蹲在墙角托着两个碗吃饭的人少了拖车憨。拖车憨那天起晚了,但他也感觉到那块日光。他不知道那是日光,只感觉那是一块金光闪闪的东西。他想伸手去抓它,手动弹不得。他努力地想看清它,挣扎着绷着的两块眼皮终于分开了。那块金光闪闪的东西也不再躲闪,定在了墙壁上,是从一个墙窟窿里透过来的一块金色日光。拖车憨全身的劲垮了下去,一种多年养成的习惯又使他一骨碌翻身爬了起来,动作好大,跟掉下去似的。他一下子扶着床沿蹲在床前,熟悉地伸手把床底下的夜壶抓了出来,憋了一夜,他有了放松的快感。这时,他觉得背后站着一个人,他头也不回理也不理。夜壶不响了,那只乌黑的干巴的手伸过来了,拖车憨头还是不回,只是把夜壶往上一提,那只手就接了过去,从他的肩膀上提走了。拖车憨坐在床沿上,开始卷他这一天的第一炮烟。当他用舌头把烟纸舔湿,把烟叼在嘴上,伸手摸火柴的时候,天井那边传来咕咚咕咚的声音,那是把夜壶里的尿倒在放在那里的一只粗桶里。粗桶,细腰小底大肚的那种粗桶,是一种专门挑粪肥的桶,也许带着尿的腥骚味,也叫腥桶。拖车憨深深地吸了一口气,沉一沉,烟从鼻子里爬了出去,和了夜壶最后的几声咕咚。拖车憨的人生得意好像就仅仅剩下这一点点了。他不知怎么咽了口唾沫,喉结滑动了一下。他嗓子那边也作了一声回应,咕咚。

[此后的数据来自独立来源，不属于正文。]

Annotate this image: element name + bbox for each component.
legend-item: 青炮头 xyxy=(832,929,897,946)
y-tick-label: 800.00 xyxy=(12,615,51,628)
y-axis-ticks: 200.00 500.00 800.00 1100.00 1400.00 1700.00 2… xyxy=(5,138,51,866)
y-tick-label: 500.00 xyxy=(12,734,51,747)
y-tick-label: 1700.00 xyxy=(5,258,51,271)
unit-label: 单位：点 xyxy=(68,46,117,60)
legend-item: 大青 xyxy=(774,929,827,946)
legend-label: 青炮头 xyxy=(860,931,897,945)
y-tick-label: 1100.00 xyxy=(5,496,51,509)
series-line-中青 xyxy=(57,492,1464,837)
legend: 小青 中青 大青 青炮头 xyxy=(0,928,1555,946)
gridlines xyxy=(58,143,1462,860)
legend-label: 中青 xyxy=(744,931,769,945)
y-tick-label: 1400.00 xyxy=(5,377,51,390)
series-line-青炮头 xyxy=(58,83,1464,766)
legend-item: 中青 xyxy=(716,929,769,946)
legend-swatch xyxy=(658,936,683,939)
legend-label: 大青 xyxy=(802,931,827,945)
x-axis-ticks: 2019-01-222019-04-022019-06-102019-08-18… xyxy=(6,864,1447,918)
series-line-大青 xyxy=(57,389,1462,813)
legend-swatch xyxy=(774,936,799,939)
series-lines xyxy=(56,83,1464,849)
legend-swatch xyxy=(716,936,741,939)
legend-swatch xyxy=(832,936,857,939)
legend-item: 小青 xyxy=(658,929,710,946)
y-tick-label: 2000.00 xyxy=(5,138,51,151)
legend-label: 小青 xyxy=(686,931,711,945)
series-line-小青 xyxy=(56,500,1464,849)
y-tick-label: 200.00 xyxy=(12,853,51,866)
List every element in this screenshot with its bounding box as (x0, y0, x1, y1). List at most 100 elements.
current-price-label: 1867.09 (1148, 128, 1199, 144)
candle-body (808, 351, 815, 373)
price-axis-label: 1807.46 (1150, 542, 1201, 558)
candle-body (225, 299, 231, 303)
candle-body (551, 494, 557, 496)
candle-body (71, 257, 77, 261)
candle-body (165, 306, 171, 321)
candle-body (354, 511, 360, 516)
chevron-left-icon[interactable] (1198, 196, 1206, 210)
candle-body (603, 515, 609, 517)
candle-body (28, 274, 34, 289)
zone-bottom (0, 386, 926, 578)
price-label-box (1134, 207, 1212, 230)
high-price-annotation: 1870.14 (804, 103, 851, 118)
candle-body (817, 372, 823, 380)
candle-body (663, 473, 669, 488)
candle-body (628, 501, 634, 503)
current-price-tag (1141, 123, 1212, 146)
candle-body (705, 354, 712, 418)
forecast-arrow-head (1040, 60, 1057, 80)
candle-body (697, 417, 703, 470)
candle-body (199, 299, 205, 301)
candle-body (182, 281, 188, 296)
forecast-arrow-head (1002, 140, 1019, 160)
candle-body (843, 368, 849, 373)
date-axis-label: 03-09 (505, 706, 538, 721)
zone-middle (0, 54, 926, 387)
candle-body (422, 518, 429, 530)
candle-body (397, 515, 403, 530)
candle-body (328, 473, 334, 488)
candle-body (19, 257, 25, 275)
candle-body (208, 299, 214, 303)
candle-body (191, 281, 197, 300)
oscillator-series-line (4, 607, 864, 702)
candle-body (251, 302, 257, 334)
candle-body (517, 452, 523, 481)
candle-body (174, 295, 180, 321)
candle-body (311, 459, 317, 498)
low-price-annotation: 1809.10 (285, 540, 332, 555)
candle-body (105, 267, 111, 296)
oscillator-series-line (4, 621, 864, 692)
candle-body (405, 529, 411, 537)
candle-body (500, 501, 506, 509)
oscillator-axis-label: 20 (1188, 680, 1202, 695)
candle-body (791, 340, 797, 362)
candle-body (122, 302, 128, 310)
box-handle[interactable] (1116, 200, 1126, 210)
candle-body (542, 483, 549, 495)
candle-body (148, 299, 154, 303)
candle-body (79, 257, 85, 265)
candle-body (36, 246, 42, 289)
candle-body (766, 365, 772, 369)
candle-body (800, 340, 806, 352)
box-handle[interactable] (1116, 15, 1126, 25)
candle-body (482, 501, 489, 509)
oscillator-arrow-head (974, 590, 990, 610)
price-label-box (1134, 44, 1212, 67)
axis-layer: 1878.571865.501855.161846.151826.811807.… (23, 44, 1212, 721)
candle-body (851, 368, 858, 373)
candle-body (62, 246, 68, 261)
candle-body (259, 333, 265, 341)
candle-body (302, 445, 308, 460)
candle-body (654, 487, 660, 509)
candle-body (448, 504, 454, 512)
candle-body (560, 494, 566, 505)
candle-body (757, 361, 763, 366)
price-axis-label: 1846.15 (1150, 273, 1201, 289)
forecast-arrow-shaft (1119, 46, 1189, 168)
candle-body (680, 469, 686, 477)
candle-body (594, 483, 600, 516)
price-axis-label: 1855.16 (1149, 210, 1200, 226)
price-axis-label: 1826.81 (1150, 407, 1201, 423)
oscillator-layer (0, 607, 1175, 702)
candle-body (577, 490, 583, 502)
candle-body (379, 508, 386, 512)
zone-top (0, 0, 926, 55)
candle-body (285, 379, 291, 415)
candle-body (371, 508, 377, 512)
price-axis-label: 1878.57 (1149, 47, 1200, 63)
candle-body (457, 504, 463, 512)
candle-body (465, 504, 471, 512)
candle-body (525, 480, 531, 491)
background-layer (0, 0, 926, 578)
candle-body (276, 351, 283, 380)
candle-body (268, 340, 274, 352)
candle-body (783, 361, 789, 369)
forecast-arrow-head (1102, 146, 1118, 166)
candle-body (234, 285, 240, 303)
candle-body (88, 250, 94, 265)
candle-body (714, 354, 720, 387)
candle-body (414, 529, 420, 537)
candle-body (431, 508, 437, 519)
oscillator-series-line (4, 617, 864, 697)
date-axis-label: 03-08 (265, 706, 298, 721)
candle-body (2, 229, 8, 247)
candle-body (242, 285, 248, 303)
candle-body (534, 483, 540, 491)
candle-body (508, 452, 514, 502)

房门口是个小厅,隔着小厅就是灶脚。小厅里摆着黑不溜湫的小饭桌,抹布的黑色的渍水浸到木头里去,现在除了一道道硬硬的年轮的外圈还硬挺着,已经看不到小桌子木头原来的颜色,而且那木头好像都朽烂掉一层,一沟一沟地凹下去。桌子正中一大鸡角碗的番薯,边上一只小花碗里盛着豆豉,小饭桌边上斜着一把竹凳。鸡角碗不是圆的,有几个瓣,像半个南瓜,不过碗沿是往外翻的。碗边上画着一只大红鸡角,民间工艺,也许艺人画得多了,那几笔还挺泼辣。拖车憨坐下去的时候,竹凳吱扭一声,就艾艾怨怨地承受住了。拖车憨看到小花碗里的一粒黑豆豉动了一下,是一只苍蝇,他挥挥手把它轰走了。这对他来说是习以为常的事,他们把苍蝇叫户神,就像北京人把麻雀叫家雀,也叫老家贼一样。他们总得厮守在一起,无论什么时节,也不能分离。拖车憨抓起那双竹箸,夹了一口番薯送到嘴里。他每天早晨得吃两大碗番薯,在外边拖车,得有这两碗番薯垫底,熬到日罩头,两条腿就软掉了。日罩头那一顿还是两大碗番薯。晚上那一顿,妻才在番薯锅里撒了几把米,经过一天的劳累,才能闻到那么一点点米香。老是吃番薯,胃也受不了。乡里人不懂得那叫胃,胃里不好受,就叫戳心。拖车憨老是觉得番薯一天不如一天,以前有各种各样的番薯。有一种番薯横着掰开,有着一个一个紫色的圆圈,他们叫它芋薯,像芋头一样的香。有一种番薯叫竖仔,据说是村里一个叫竖的人种出来的番薯,番薯的中间是松的是香的,番薯的外层是软的韧的,吃起来像糯米那样有嚼劲。现在全都没有了,每一块都一样,一样白白傻傻的,一次次改良品种,改得只剩下一种品种,产量是高了,却让人没胃口。幸好,妻的豆豉做的好,酱瓜都腌得红红的,生姜都腌得红红的,要没有这,都不知怎么打发这一天天的番薯。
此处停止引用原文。